Costui è il giovane Jason Isbell, da Green Hill,
nell’Alabama rurale al confine con il Tennessee,
che curiosamente contatta Patterson e Mike tramite
David Hood e che prima di entrare nei Truckers lavorava
per i Fame Studios, sempre a Muscle Shoals. Jason
porta nella band anche la moglie Shonna Tucker al
basso, che completa la line-up con il batterista
Brad Morgan. Bisogna aggiungere ancora due componenti
a questo quintetto: il produttore e amico di sempre
David Barbe (già bassista dei Sugar) e il disegnatore
Wes Freed, che colora ogni disco e canzone (nonché
i poster dei concerti) con il suo tratto oscuro
e drammatico, molto southern gotico. A questo nucleo
è legato il momento migliore della band, tra il
2003 e il 2007, con tre album eccellenti: Decoration
Day, The Dirty South, A Blessing
And A Curse oltre alla raccolta di covers e
outtakes The Fine Prints. Seppur di poco
The Dirty South mi sembra il più completo,
con le canzoni e il suono migliore, il disco in
cui raggiungono un equilibrio perfetto la scrittura
narrativa di Patterson, quella dolente e malinconica
di Jason e quella un po’ pigra e amara di Mike.

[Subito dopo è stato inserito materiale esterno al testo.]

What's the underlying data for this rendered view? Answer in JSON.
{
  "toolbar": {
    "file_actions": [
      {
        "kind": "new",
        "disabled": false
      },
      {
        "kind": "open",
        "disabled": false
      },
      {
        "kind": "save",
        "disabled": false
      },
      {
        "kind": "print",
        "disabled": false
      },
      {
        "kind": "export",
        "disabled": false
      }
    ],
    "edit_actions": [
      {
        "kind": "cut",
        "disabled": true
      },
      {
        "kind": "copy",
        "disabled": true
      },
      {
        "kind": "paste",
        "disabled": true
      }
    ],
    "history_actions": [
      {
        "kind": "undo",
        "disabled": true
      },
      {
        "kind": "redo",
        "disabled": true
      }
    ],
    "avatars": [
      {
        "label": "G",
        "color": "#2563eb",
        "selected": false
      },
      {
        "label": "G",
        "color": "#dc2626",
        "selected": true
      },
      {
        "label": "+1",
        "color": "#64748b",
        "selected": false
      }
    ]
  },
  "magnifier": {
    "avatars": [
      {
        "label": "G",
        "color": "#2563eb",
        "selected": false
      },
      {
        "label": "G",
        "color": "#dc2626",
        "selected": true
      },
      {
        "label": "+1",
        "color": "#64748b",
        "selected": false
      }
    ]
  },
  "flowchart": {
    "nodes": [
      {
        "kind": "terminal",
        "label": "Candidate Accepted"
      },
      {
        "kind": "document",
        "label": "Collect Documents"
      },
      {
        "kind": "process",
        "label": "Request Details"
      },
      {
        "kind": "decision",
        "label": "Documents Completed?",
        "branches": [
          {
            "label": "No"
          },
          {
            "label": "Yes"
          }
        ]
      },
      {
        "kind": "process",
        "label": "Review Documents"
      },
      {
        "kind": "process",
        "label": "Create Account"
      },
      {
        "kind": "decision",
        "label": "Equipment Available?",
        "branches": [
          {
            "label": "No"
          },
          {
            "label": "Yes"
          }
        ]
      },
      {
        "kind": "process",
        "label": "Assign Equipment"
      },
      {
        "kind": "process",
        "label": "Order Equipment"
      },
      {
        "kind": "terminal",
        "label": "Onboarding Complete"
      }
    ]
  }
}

E’ un concept che raccoglie storie e leggende del
Sud, ispirate perlopiù da personaggi o fatti reali
come Sam Philips (Sun Records), John Henry e lo
sceriffo Buford Pusser (tre canzoni solo legate
alla sua figura). Come sempre Hood è il più loquace:
oltre a raccontare nelle note la genesi del disco,
ne scrive sei tracce (da notare come lui e Cooley
scrivano i testi mentre le musiche sono divise con
gli altri, mentre Jason firma da solo), tra le quali
la dura e aggressiva Puttin’ People On The Moon,
la cadenzata Tornadoes, il rock potente di
The Buford Stick e la spinosa Lookout
Mountain già pubblicata con gli Adam’s House
Cat. I contributi di Cooley sono la cupa e rabbiosa
Where The Devil Don’t Stay (con le chitarre
sferraglianti che amo) che apre splendidamente il
disco, il rock scorrevole e incisivo di Carl
Perkins Cadillac, l’acustica Cottonseed
e il ruvido mid-tempo Daddy’s Cup.
Come Cooley anche Isbell non sbaglia un colpo, sia
quando spinge sull’acceleratore in The Day John
Henry Died e nell’anthem sudista Never Gonna
Change debitore della rabbia chitarristica dei
Crazy Horse, sia (ancora meglio) quando rallenta
ad arte il ritmo nelle magnifiche ballate Danko/Manuel,
degna del titolo che ricorda i due membri di The
Band e Godddamn Lovely Love, che chiude in
modo afflitto e accorato un album sontuoso.